Acesso a vagas na iniciativa privada

 

A Lei nº 8.213/1991, conhecida como Lei de Cotas, estabelece que empresas com 100 ou mais funcionários devem reservar uma porcentagem de suas vagas para pessoas com deficiência. Essa reserva varia de 2% a 5%, dependendo do tamanho da empresa, conforme o artigo 93 da referida lei.

Esse dispositivo pode ser invocado por pessoas com neurofibromatose que tenham laudo e avaliação funcional atestando impedimentos duradouros, com impacto na vida profissional.

 

Acesso a cargos no serviço público

 

No âmbito do serviço público, a Lei nº 8.112/1990, que dispõe sobre o regime jurídico dos servidores públicos civis da União, das autarquias e das fundações públicas federais, assegura a reserva de cargos para pessoas com deficiência, conforme previsto no artigo 5º, § 2º. Essa norma determina que até 20% das vagas oferecidas em concursos públicos sejam destinadas a candidatos com deficiência, desde que as atribuições do cargo sejam compatíveis com a deficiência declarada.

Além disso, a legislação exige que as provas e avaliações sejam adaptadas, garantindo condições equitativas de participação, como tempo adicional, recursos de acessibilidade ou auxílio de profissionais especializados, conforme a necessidade do candidato.
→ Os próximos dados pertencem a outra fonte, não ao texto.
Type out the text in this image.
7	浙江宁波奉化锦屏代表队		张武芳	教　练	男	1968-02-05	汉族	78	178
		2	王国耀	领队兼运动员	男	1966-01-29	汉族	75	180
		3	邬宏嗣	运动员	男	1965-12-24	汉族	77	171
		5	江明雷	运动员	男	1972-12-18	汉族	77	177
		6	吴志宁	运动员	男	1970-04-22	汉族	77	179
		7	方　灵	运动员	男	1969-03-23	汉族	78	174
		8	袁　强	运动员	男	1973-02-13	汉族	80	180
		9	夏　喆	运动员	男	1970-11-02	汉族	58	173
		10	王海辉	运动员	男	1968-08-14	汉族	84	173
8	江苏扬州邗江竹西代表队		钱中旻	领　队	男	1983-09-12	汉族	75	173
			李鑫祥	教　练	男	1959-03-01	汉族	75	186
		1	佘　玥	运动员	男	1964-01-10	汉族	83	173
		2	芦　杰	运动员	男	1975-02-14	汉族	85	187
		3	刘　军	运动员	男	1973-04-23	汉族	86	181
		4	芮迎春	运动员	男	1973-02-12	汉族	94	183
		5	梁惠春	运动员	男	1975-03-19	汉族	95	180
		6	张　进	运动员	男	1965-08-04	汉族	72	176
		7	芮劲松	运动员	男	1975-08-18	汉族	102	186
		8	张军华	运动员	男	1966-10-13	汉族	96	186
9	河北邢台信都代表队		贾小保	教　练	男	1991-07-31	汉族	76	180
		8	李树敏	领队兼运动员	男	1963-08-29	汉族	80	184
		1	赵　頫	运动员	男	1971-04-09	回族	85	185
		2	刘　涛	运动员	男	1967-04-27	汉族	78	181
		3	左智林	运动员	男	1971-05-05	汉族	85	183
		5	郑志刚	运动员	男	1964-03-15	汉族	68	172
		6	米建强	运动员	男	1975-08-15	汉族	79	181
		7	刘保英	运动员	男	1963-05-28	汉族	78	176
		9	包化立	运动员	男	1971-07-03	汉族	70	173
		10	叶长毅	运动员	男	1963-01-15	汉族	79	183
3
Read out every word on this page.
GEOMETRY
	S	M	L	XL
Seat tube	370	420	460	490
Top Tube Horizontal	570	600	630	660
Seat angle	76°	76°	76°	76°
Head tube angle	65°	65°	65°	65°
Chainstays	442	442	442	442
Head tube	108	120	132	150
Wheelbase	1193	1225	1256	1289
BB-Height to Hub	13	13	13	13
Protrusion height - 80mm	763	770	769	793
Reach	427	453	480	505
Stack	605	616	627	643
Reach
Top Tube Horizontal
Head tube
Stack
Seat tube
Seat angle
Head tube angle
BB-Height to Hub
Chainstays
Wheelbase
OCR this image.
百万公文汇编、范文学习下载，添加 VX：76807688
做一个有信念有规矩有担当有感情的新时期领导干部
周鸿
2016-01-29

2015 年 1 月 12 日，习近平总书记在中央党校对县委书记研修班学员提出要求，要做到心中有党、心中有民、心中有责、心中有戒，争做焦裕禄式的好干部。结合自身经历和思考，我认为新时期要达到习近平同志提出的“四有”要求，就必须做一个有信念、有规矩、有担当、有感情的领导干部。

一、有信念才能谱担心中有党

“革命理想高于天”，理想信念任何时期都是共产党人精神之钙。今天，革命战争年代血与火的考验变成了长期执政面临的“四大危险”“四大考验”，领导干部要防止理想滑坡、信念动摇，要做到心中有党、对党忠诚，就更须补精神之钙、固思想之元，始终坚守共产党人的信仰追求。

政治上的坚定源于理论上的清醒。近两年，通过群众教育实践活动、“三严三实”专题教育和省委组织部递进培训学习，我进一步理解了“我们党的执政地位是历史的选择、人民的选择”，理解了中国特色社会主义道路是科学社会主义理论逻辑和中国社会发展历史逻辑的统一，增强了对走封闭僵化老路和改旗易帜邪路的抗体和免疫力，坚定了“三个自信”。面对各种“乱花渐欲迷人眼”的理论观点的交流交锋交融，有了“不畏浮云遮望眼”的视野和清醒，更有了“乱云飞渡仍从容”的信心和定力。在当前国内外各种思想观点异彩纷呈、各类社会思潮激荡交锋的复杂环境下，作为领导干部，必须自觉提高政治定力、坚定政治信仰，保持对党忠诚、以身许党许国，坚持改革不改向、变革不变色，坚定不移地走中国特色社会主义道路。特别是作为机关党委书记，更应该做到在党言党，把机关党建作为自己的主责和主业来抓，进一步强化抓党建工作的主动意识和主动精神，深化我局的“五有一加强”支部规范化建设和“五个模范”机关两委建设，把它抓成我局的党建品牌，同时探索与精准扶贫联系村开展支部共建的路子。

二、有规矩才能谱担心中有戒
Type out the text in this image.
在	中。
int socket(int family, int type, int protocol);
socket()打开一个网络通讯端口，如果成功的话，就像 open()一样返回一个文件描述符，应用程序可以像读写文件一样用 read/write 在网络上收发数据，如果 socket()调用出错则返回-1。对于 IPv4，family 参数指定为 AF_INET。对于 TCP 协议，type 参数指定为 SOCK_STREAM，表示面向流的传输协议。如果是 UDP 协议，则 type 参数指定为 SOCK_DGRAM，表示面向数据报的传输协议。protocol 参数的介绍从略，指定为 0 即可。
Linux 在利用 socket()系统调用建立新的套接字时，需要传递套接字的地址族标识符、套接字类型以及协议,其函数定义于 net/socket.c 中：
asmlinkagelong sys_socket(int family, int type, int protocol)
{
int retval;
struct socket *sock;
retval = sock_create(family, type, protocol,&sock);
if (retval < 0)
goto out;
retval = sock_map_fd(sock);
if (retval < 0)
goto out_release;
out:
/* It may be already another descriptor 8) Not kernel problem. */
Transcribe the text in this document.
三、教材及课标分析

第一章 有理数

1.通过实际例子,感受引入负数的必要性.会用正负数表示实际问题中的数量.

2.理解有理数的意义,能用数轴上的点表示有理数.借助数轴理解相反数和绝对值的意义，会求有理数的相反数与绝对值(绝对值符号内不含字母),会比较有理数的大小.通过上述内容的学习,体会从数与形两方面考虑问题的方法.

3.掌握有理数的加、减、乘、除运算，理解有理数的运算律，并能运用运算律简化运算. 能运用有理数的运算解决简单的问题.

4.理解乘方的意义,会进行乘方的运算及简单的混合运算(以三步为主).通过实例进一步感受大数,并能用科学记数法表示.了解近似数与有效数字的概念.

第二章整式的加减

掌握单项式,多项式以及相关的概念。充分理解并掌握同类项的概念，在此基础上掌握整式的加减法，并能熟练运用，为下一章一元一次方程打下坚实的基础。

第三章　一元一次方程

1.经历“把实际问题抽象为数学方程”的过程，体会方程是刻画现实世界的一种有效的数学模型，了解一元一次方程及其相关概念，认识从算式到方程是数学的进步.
Essa reserva de vagas visa promover a inclusão socioeconômica das pessoas com deficiência, corrigindo desigualdades históricas e garantindo seu direito constitucional ao trabalho digno.

 

Inclusão no ambiente de trabalho

 

Além da reserva de vagas, o serviço público e o setor privado devem adotar medidas de acessibilidade e inclusão para garantir que as pessoas com deficiência exerçam suas funções em condições de igualdade. Essas adaptações incluem:

– Acessibilidade arquitetônica: Eliminação de barreiras físicas nos locais de trabalho, como rampas, elevadores, banheiros adaptados e sinalização tátil e visual.

– Tecnologia assistiva: Fornecimento de equipamentos e softwares especializados, como leitores de tela, ampliadores de texto, impressoras em braille e dispositivos de comunicação alternativa.

– Adaptação de materiais e processos: Disponibilização de documentos em formatos acessíveis (braile, audiodescrição, linguagem simples) e ajustes nos métodos de trabalho, quando necessário.

– Flexibilização de horários e jornada: Possibilidade de adaptação na carga horária ou regime de trabalho, conforme as necessidades individuais, sem prejuízo à remuneração.

– Capacitação e sensibilização: Treinamento de gestores e colegas de trabalho para promover um ambiente inclusivo e combater discriminação ou preconceitos.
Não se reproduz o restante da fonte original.